Transferred to Washington, D.C. in August of 1944, Norstad became the Chief of Staff of the 20th Air Force. The Naval Construction Battalion started building the B-29 Airfield before the Mariana Islands were declared secure, permitting the 20th Air Force to begin operations from Saipan. The first B-29 arrived at Isely Field, Saipan on October 12, 1944. By 22 November, over 100 B-29s of the 73rd Bomb Wing were operational from Isely Field. B-29 airfield construction also continued at a rapid pace at Guam and Tinian.
Norstad played an integral role in the Air Force component of the Manhattan Project. Working with General Groves he helped select the members of the Target Committee with his Deputy, William P. Fisher serving on the committee. He also worked with Curtis Lemay. Norstad did this quite diplomatically in a conversation with LeMay and in a follow-up 4 page letter dated May 29, 1945, titled “509th Composite Group: Special Functions”. This occurred a week before the first 509th Silver-plates departed Wendover Field, Utah on June 5.

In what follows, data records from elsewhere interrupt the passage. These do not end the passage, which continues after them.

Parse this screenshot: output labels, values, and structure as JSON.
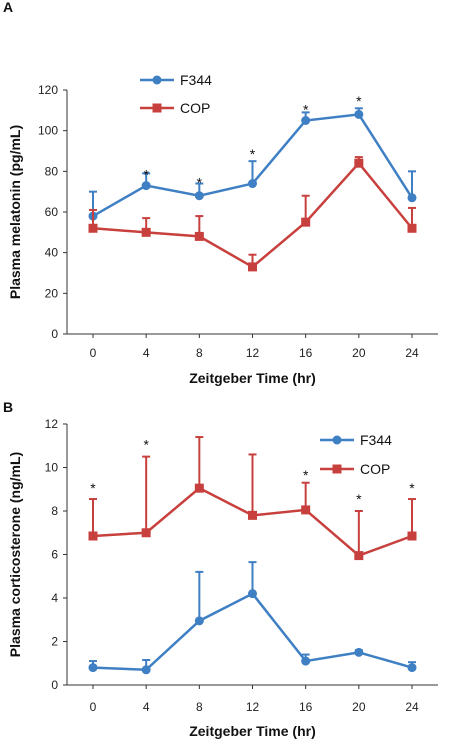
{
  "chart_data": [
    {
      "panel_label": "A",
      "type": "line",
      "ylabel": "Plasma melatonin (pg/mL)",
      "xlabel": "Zeitgeber Time (hr)",
      "x": [
        0,
        4,
        8,
        12,
        16,
        20,
        24
      ],
      "xlim": [
        0,
        24
      ],
      "ylim": [
        0,
        120
      ],
      "yticks": [
        0,
        20,
        40,
        60,
        80,
        100,
        120
      ],
      "legend_position": "top-left",
      "grid": false,
      "series": [
        {
          "name": "F344",
          "color": "#3f7fc4",
          "marker": "circle",
          "error_direction": "up",
          "values": [
            58,
            73,
            68,
            74,
            105,
            108,
            67
          ],
          "errors": [
            12,
            6,
            6,
            11,
            4,
            3,
            13
          ]
        },
        {
          "name": "COP",
          "color": "#c8403d",
          "marker": "square",
          "error_direction": "up",
          "values": [
            52,
            50,
            48,
            33,
            55,
            84,
            52
          ],
          "errors": [
            9,
            7,
            10,
            6,
            13,
            3,
            10
          ]
        }
      ],
      "significance": [
        {
          "x": 4,
          "label": "*",
          "y": 80
        },
        {
          "x": 8,
          "label": "*",
          "y": 76
        },
        {
          "x": 12,
          "label": "*",
          "y": 90
        },
        {
          "x": 16,
          "label": "*",
          "y": 112
        },
        {
          "x": 20,
          "label": "*",
          "y": 116
        }
      ]
    },
    {
      "panel_label": "B",
      "type": "line",
      "ylabel": "Plasma corticosterone (ng/mL)",
      "xlabel": "Zeitgeber Time (hr)",
      "x": [
        0,
        4,
        8,
        12,
        16,
        20,
        24
      ],
      "xlim": [
        0,
        24
      ],
      "ylim": [
        0,
        12
      ],
      "yticks": [
        0,
        2,
        4,
        6,
        8,
        10,
        12
      ],
      "legend_position": "top-right",
      "grid": false,
      "series": [
        {
          "name": "F344",
          "color": "#3f7fc4",
          "marker": "circle",
          "error_direction": "up",
          "values": [
            0.8,
            0.7,
            2.95,
            4.2,
            1.1,
            1.5,
            0.8
          ],
          "errors": [
            0.3,
            0.45,
            2.25,
            1.45,
            0.3,
            0.1,
            0.25
          ]
        },
        {
          "name": "COP",
          "color": "#c8403d",
          "marker": "square",
          "error_direction": "up",
          "values": [
            6.85,
            7.0,
            9.05,
            7.8,
            8.05,
            5.95,
            6.85
          ],
          "errors": [
            1.7,
            3.5,
            2.35,
            2.8,
            1.25,
            2.05,
            1.7
          ]
        }
      ],
      "significance": [
        {
          "x": 0,
          "label": "*",
          "y": 9.2
        },
        {
          "x": 4,
          "label": "*",
          "y": 11.2
        },
        {
          "x": 16,
          "label": "*",
          "y": 9.8
        },
        {
          "x": 20,
          "label": "*",
          "y": 8.7
        },
        {
          "x": 24,
          "label": "*",
          "y": 9.2
        }
      ]
    }
  ]
}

This did not prevent LeMay from attempting to maintain control of the 509th CG, and placing his own combat crews aboard the atomic strike aircraft. General Groves quickly ended LeMay tampering with the 393rd, 509th CG strike force. On July 16, 1945, the day of the Trinity Test, Norstad was in Potsdam, Germany awaiting news from the Alamogordo shot.
After the War
Relieved from the 20th Air Force in February 1946, Norstad continued as the Assistant Chief of Air Staff for Plans until the following June. He was then appointed the Director of the Plans and Operations Division of the War Department in Washington, D.C. Here, he was instrumental in writing the legislature which created the United States Air Force, signed into law by President Truman on September 18, 1947. In the 1950s and 1960s, he spent time in West Germany, and time working with NATO, eventually becoming the Commander of all NATO Forces in Europe.

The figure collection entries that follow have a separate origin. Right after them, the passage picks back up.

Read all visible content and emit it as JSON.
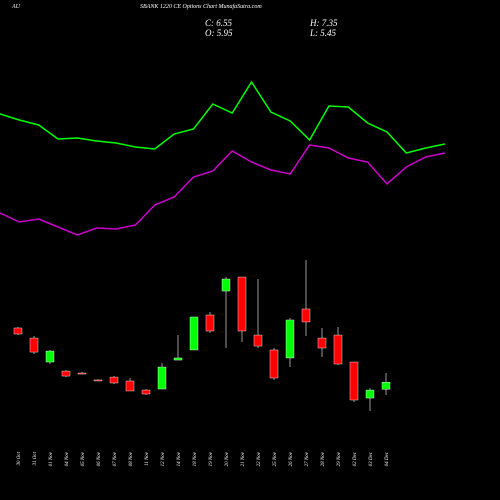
{
  "chart_data": {
    "type": "candlestick",
    "symbol": "AU",
    "title": "SBANK 1220 CE Options Chart MunafaSutra.com",
    "close_label": "C: 6.55",
    "high_label": "H: 7.35",
    "open_label": "O: 5.95",
    "low_label": "L: 5.45",
    "categories": [
      "30 Oct",
      "31 Oct",
      "01 Nov",
      "04 Nov",
      "05 Nov",
      "06 Nov",
      "07 Nov",
      "08 Nov",
      "11 Nov",
      "12 Nov",
      "14 Nov",
      "18 Nov",
      "19 Nov",
      "20 Nov",
      "21 Nov",
      "22 Nov",
      "25 Nov",
      "26 Nov",
      "27 Nov",
      "28 Nov",
      "29 Nov",
      "02 Dec",
      "03 Dec",
      "04 Dec"
    ],
    "open": [
      11.24,
      10.37,
      8.3,
      7.52,
      7.35,
      6.75,
      7.0,
      6.66,
      5.88,
      5.97,
      8.47,
      9.34,
      12.36,
      14.43,
      15.64,
      10.63,
      9.34,
      8.65,
      12.88,
      10.37,
      10.63,
      8.3,
      5.19,
      5.95
    ],
    "high": [
      11.32,
      10.55,
      9.34,
      7.6,
      7.45,
      6.8,
      7.09,
      6.92,
      5.97,
      8.21,
      10.63,
      12.19,
      12.62,
      15.64,
      15.64,
      15.47,
      9.51,
      12.1,
      17.11,
      11.24,
      11.32,
      8.3,
      6.05,
      7.35
    ],
    "low": [
      10.63,
      8.99,
      8.13,
      7.0,
      7.25,
      6.65,
      6.4,
      5.8,
      5.45,
      5.97,
      8.47,
      9.34,
      10.81,
      9.51,
      10.03,
      9.51,
      6.75,
      7.87,
      10.55,
      8.73,
      8.04,
      4.85,
      4.07,
      5.45
    ],
    "close": [
      10.72,
      9.16,
      9.25,
      7.09,
      7.3,
      6.7,
      6.49,
      5.8,
      5.54,
      7.87,
      8.65,
      12.19,
      10.98,
      15.47,
      10.98,
      9.68,
      6.92,
      11.93,
      11.76,
      9.51,
      8.13,
      5.02,
      5.88,
      6.55
    ],
    "up_color": "#00ff00",
    "down_color": "#ff0000",
    "ylim": [
      3,
      18
    ],
    "y2lim": [
      0,
      100
    ],
    "series": [
      {
        "color": "#00ff00",
        "axis": "y2",
        "values": [
          73,
          70,
          67.5,
          60.5,
          61,
          59.5,
          58.5,
          56.5,
          55.5,
          63,
          65.5,
          78,
          73.5,
          89,
          74,
          69.5,
          60,
          77,
          76.5,
          68.5,
          64,
          53.5,
          56,
          58
        ]
      },
      {
        "color": "#cc00cc",
        "axis": "y2",
        "values": [
          23.5,
          19,
          20.5,
          16.5,
          12.5,
          16,
          15.5,
          17.5,
          27.5,
          31.5,
          41.5,
          44.5,
          54.5,
          49,
          45,
          43,
          57.5,
          56,
          51,
          49,
          38,
          46.5,
          51.5,
          53.5
        ]
      }
    ]
  }
}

He retired from active duty in 1963. Later that year he began to work for the Owens-Corning Fiberglass Corp, and became the President of it. From 1967 to 1972, he was the Chief Executive Officer and Chairman for the Corp. After retirement he lived in Tubac, Arizona. He passed away at the age of 81, on September 12, 1988.
His decorations include the Distinguished Service Medal with an oak leaf cluster, a Silver Star, a Legion of Merit with an oak leaf cluster, an Air Medal, and the French Legion of Honor. He is rated a Command Pilot, a Combat Observer, and a Technical Observer.